Fast noch feucht ist die Farbe auf Claudia Hauptmanns Ölbild „Mein Hauseingang“. Das grün-blau-changierende Tor ist weit geöffnet und wirkt wie eine Einladung. Gern betritt man mit dem Auge das barocke Treppenhaus, in dem ein Mädchen mit Cello auf den ausgetretenen Stufen steht. Doch der Blick spaziert weiter: hinein in die Tiefe des Hinterhofs, der wunderbar ausgeleuchtet ist und das stimmungsvolle Porträt noch unsanierter Häuser in der Charlottenstraße zeichnet. Natürlich dürfen in dieser Ausstellung um die Innenstadt die charismatischen Bilder von Barbara Raetsch nicht fehlen, die den morbiden Häusern in gedeckten Braun- und Rottönen geradezu eine Liebeserklärung macht. Und auch Peter Rohns warmherziger „Blick aus dem Potsdamer Kulturhaus“ von 1966 lässt die Gedanken wie seine bunten Karussells auf dem Alten Markt munter kreisen. Gern wünscht man dem Platz diese Lebendigkeit zurück. Und gern würde man auch wieder neue Bilder Peter Rohns zu seiner Stadt sehen. Wie auch von Wolfgang Liebert, der mit seinem „Paar“ der Ausstellung sehr leise, intime Töne beimischt.

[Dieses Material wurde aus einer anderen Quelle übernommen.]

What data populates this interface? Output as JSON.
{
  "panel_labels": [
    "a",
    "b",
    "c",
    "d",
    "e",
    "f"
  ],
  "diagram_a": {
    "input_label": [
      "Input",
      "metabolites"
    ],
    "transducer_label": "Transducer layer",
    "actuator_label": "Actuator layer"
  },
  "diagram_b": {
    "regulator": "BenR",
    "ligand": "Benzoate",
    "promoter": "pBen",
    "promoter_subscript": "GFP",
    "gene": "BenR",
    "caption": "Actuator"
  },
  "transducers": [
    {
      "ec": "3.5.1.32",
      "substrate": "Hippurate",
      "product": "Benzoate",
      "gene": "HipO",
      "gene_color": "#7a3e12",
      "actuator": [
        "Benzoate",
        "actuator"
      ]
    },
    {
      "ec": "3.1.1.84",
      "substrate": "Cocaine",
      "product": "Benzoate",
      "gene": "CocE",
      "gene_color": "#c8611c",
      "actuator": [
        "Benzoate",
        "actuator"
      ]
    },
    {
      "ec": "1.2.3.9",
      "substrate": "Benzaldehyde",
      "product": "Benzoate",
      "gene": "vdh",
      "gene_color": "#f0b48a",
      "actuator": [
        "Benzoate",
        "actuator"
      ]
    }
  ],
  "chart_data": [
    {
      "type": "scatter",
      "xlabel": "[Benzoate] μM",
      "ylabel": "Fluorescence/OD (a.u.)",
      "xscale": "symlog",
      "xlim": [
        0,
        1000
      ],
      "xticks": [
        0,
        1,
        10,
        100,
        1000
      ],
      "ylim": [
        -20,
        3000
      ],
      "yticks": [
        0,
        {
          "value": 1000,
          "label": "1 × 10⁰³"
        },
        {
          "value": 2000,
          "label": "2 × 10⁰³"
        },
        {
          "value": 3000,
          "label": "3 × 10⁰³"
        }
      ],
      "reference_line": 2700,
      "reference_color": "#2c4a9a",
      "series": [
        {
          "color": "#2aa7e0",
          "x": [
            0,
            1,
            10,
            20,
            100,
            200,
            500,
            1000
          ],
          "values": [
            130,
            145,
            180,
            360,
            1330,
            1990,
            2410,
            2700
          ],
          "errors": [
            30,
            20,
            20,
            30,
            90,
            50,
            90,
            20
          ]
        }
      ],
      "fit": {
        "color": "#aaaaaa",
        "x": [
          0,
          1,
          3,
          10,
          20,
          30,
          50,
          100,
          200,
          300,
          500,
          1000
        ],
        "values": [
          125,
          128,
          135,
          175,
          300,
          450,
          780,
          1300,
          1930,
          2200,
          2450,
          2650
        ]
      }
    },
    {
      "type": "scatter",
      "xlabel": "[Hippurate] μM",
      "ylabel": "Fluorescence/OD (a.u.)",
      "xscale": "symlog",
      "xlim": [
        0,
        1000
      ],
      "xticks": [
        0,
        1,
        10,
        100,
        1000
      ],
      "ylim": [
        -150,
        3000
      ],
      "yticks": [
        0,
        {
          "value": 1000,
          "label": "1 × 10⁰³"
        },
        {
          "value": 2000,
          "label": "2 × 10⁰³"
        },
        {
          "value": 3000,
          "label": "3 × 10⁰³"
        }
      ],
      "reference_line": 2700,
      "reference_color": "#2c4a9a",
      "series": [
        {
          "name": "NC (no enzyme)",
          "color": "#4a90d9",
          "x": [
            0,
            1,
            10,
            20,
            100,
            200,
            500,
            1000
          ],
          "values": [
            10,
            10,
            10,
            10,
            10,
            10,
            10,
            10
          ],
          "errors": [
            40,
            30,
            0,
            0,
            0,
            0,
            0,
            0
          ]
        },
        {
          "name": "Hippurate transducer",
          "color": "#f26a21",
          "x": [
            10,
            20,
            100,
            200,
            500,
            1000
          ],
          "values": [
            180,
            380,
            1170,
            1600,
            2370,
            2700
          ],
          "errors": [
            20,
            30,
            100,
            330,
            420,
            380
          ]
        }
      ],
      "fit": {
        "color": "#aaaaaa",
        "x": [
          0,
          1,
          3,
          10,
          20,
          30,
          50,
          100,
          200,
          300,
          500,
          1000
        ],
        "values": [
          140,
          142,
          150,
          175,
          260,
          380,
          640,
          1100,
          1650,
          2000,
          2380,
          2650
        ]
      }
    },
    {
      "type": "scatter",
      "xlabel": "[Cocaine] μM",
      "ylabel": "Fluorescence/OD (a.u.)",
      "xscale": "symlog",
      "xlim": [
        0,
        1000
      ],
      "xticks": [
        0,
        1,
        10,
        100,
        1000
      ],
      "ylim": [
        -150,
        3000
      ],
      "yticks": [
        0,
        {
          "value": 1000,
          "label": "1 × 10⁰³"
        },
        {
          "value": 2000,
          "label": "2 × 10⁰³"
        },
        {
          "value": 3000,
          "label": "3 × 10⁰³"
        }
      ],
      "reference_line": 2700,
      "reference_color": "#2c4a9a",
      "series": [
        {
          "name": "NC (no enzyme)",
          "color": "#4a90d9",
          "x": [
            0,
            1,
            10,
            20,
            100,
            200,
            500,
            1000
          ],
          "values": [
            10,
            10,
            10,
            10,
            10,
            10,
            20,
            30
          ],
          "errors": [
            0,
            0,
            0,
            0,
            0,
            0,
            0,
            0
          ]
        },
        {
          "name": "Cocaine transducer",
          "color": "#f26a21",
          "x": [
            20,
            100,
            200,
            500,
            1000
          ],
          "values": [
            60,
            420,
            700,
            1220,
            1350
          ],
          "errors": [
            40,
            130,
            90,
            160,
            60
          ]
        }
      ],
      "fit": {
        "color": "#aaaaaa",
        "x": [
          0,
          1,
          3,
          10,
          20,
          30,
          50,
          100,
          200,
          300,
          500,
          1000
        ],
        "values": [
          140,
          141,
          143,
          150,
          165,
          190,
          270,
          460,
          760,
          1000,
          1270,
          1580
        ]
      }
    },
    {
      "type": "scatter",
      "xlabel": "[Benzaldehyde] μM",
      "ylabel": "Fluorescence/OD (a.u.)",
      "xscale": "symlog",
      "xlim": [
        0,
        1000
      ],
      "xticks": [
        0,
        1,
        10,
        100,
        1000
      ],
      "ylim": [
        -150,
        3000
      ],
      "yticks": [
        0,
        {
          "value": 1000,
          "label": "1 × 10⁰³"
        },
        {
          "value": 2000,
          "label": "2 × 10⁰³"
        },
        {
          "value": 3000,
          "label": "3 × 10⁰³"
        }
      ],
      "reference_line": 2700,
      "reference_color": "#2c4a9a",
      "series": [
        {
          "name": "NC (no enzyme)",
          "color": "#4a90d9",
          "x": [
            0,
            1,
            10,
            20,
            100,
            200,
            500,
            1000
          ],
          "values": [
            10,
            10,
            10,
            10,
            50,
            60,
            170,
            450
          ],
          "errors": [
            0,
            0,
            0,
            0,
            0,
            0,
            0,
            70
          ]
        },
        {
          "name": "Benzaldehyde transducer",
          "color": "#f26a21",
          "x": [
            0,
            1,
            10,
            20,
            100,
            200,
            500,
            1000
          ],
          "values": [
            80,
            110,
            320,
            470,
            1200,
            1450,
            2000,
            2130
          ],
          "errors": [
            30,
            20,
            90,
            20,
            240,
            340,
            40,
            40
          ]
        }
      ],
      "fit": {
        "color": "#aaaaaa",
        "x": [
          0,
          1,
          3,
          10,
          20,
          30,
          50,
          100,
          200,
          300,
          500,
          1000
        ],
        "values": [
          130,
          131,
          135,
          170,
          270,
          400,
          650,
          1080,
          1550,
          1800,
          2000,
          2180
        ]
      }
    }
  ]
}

Als eine Wächterin über das Gedeihen der historischen Gemäuer mutet inmitten der Stadt-Sichten das Porträt von Saskia Hüneke an, der unverdrossenen Kämpfernatur, die in der Malerei Claudia Hauptmanns fast sanftmütige Züge trägt. „Potsdam, aber bitte mehr Mitte“ bezieht Position – vielstimmig – auch an diesem Ort.